Girls Shall Grow, an Obuasi-based NGO is the latest to join calls on the government to support the treatment of kidney disease through the National Health Insurance Scheme (NHIS).
Speaking at their Living Right conference, primarily held for girls in Obuasi, the Executive Director of the NGO, Louisa Amoah, highlighted the financial burden placed on patients due to the high cost of renal disease treatment.
Amoah emphasized the need for the NHIS to expand its coverage to include kidney diseases. She believes this step would enable individuals living with the disease to access quality healthcare, ultimately saving lives.
“The cost of dialysis has been a major problem for patients undergoing the process,” she said. “As a Girl Child advocate, we have observed an increasing number of young girls developing kidney diseases. Hence, our call for the government to consider adding kidney disease treatment to the NHIS.”
The Living Right conference coincided with the NGO’s 5th Anniversary. Mrs. Amoah mentioned that Girls Shall Grow has successfully addressed issues affecting the girl child, such as teenage pregnancy, leading to a decline in teenage pregnancies and an increase in girls’ school enrollment.
The NGO has built the self-esteem, confidence, and resilience of the girl child through mentoring programs, providing guidance and support to help them navigate challenges and make positive life choices.
Amoah acknowledged that the battle against discrimination and marginalization of the Girl Child requires collective efforts from all stakeholders, including teachers, parents, and religious leaders. She also emphasized the importance of giving equal attention to the male child in discussions about women’s empowerment.
During the Living Right conference, Pastor Maxwell Kumi of Christ Embassy Church in Obuasi raised concerns about the increasing attrition rate among teachers and nurses in Ghana.

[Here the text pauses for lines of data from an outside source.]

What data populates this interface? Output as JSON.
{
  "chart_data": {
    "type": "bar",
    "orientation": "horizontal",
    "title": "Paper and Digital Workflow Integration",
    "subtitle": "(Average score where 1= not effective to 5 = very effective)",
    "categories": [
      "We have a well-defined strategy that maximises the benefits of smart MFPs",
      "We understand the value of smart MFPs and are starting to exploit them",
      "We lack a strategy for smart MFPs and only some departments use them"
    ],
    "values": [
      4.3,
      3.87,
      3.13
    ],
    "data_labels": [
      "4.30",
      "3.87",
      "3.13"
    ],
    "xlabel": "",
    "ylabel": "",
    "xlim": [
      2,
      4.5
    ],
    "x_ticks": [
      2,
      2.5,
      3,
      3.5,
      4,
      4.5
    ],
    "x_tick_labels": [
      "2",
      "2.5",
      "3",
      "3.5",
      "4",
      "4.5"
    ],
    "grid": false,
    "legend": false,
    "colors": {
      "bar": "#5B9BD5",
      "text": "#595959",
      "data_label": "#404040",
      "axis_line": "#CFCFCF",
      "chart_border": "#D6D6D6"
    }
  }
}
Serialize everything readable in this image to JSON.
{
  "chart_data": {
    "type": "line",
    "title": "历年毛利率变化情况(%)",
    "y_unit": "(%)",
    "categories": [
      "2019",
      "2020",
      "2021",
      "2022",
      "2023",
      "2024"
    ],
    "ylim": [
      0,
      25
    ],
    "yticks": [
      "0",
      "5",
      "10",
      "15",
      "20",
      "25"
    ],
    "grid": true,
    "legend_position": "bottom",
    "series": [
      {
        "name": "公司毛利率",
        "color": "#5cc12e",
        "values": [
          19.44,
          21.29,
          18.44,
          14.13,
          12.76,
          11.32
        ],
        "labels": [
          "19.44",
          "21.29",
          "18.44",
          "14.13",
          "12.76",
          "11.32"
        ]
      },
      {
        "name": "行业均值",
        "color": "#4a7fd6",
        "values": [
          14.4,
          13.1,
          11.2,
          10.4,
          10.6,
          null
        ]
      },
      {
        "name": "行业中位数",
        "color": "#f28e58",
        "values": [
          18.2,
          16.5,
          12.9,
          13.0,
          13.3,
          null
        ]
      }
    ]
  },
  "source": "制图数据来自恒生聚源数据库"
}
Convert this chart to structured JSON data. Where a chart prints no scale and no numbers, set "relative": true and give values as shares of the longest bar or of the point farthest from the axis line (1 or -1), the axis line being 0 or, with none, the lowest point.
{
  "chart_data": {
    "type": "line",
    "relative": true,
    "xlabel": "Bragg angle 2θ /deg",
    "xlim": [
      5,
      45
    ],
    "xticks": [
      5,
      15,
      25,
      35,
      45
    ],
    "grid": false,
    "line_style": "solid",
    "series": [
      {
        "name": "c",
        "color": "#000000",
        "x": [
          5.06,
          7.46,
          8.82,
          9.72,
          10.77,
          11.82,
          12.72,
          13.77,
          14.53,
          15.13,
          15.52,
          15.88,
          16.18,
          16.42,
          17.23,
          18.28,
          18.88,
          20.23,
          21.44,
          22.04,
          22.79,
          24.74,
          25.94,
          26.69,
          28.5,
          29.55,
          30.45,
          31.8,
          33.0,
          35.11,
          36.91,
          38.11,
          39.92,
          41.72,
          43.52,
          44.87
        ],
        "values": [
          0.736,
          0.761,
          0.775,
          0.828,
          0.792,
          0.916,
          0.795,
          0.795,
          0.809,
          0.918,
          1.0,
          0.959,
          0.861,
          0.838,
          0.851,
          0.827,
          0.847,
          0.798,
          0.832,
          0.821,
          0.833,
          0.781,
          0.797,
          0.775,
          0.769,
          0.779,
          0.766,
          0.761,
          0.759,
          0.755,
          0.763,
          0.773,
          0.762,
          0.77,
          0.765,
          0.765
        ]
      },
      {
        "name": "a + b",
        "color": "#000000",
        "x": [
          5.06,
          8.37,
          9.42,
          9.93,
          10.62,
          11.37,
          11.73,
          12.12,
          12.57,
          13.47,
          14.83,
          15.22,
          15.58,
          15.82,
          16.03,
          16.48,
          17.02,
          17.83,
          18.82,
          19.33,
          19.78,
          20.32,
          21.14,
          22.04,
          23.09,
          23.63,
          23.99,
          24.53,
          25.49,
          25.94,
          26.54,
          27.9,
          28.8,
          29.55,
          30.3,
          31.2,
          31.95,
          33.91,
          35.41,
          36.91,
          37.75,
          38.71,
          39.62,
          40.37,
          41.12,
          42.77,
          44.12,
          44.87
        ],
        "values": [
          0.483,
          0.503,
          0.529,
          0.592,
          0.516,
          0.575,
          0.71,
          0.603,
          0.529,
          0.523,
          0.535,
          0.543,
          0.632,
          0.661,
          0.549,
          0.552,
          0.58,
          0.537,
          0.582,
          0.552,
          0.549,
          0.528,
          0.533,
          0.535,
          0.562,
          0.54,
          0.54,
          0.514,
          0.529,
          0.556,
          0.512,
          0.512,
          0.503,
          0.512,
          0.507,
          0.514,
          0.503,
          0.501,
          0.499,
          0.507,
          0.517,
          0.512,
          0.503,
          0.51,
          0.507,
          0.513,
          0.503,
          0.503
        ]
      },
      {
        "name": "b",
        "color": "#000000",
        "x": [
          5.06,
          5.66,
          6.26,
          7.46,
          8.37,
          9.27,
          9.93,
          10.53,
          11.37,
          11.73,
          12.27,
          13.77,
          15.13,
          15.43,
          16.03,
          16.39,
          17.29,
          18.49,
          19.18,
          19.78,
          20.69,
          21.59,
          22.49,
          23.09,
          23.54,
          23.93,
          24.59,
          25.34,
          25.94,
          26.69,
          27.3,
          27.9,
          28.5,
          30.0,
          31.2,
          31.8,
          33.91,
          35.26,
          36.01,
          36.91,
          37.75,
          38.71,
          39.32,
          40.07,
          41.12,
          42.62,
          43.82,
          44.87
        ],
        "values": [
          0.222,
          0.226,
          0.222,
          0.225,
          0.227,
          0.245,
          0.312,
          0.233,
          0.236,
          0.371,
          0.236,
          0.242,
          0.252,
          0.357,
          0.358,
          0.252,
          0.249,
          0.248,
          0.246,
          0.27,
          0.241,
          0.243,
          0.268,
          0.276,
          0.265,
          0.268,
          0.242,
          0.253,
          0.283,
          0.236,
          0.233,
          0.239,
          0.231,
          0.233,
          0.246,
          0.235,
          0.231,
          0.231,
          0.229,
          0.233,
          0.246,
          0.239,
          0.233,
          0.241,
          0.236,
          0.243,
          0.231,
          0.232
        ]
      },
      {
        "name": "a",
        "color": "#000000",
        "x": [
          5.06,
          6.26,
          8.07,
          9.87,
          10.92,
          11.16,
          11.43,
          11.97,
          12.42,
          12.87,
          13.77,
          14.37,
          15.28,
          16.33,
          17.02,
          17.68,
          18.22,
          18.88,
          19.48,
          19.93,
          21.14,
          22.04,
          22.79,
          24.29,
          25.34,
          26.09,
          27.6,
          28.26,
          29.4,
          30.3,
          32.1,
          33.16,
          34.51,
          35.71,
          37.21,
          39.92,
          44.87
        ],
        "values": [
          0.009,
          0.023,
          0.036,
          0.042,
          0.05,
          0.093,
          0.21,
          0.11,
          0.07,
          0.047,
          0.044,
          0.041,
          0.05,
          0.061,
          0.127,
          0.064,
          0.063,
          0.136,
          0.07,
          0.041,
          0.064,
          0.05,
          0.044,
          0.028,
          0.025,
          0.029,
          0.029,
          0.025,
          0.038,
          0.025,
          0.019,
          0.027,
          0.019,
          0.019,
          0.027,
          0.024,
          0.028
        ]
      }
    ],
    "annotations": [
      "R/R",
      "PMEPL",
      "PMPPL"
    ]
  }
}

He called on churches to intervene and help address this worrisome trend.
Experts have expressed concerns about Ghana’s future due to the high rate of migration of professional medical practitioners, including nurses and doctors, seeking better working conditions in developed countries. Many have left the country in search of opportunities abroad.
Pastor Kumi stressed that it is crucial for religious leaders to speak out against this phenomenon. He advised the government to implement measures that encourage trained professionals to stay and work in the country. He also highlighted the need for Ghana to preserve its values, culture, and laws.
Additionally, Pastor Kumi encouraged the youth to remain steadfast in their faith and obedience to biblical teachings while pursuing academic excellence.
The participants of the program, mostly students from first and second cycle institutions in Obuasi, commended Girls Shall Grow for their efforts in empowering the girl child over the years.